Cleveland was the ultimate winner nationwide, garnering 5.5 million votes nationally to Harrison’s 5.1 million. Weaver drew a bit over a million votes nationwide. But while the Populists were the losers in that election, it’s worth noting some of the planks in their 1892 platform, which included, among other things, a graduated income tax, the direct election of United States Senators, and election reforms to insure “a free and fair ballot in all elections…”

This would not be the last time that a so-called “third party” would pioneer reforms that would ultimately become law.

The Populists then were also known for fighting for the voting rights and civil rights of black farmers in the former Confederacy, literally riding to their defense in some cases against attempts by the KKK to suppress the black vote.

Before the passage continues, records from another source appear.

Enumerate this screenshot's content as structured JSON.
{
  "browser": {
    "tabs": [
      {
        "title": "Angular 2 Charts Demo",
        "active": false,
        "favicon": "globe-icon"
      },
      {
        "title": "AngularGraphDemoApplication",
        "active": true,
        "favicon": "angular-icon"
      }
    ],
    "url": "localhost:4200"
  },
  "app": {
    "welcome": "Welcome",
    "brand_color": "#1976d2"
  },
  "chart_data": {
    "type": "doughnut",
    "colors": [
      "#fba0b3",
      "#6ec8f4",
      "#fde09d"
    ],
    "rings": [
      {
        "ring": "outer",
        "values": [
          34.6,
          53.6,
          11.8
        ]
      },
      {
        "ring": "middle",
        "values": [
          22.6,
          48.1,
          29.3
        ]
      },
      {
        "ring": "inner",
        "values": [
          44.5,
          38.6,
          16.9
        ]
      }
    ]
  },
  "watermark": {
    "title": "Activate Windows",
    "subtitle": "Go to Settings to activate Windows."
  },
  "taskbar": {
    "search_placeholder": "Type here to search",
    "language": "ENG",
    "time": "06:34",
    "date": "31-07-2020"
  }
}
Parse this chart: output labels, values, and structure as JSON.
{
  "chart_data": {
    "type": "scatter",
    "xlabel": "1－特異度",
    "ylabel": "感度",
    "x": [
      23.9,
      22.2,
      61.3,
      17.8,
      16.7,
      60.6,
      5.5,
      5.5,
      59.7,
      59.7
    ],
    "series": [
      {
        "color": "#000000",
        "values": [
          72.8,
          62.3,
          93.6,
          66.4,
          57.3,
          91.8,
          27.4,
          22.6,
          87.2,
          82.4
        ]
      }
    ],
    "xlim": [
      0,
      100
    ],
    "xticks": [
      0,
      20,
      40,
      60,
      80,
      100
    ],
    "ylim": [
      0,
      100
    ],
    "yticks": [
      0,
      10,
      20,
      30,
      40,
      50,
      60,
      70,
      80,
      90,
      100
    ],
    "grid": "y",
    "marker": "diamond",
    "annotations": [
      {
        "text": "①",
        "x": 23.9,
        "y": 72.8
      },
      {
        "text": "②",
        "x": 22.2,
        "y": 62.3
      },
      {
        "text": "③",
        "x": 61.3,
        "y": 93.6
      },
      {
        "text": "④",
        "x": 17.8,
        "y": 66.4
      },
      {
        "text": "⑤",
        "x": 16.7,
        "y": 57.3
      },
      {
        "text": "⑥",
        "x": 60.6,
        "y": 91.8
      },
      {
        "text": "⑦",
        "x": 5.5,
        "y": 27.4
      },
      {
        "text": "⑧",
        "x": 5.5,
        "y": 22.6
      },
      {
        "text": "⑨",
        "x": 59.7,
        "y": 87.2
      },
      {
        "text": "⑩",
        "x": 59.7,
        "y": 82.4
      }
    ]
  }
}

Within the first decades of the twentieth century, however, the People’s Party would be torn by racism and wind up supporting efforts to suppress the people it had fought to defend and embrace. That would ultimately lead to the party’s collapse and disappearance. Its followers would be absorbed into the Republican or Democratic parties, whom the People’s Party had originally challenged for their dominance.

That wouldn’t be the last time that would happen either.

Sources for this post included historic San Diego newspapers and the book, The Right To Vote: The Contested History of Democracy in the United States, by Alexander Keyssar.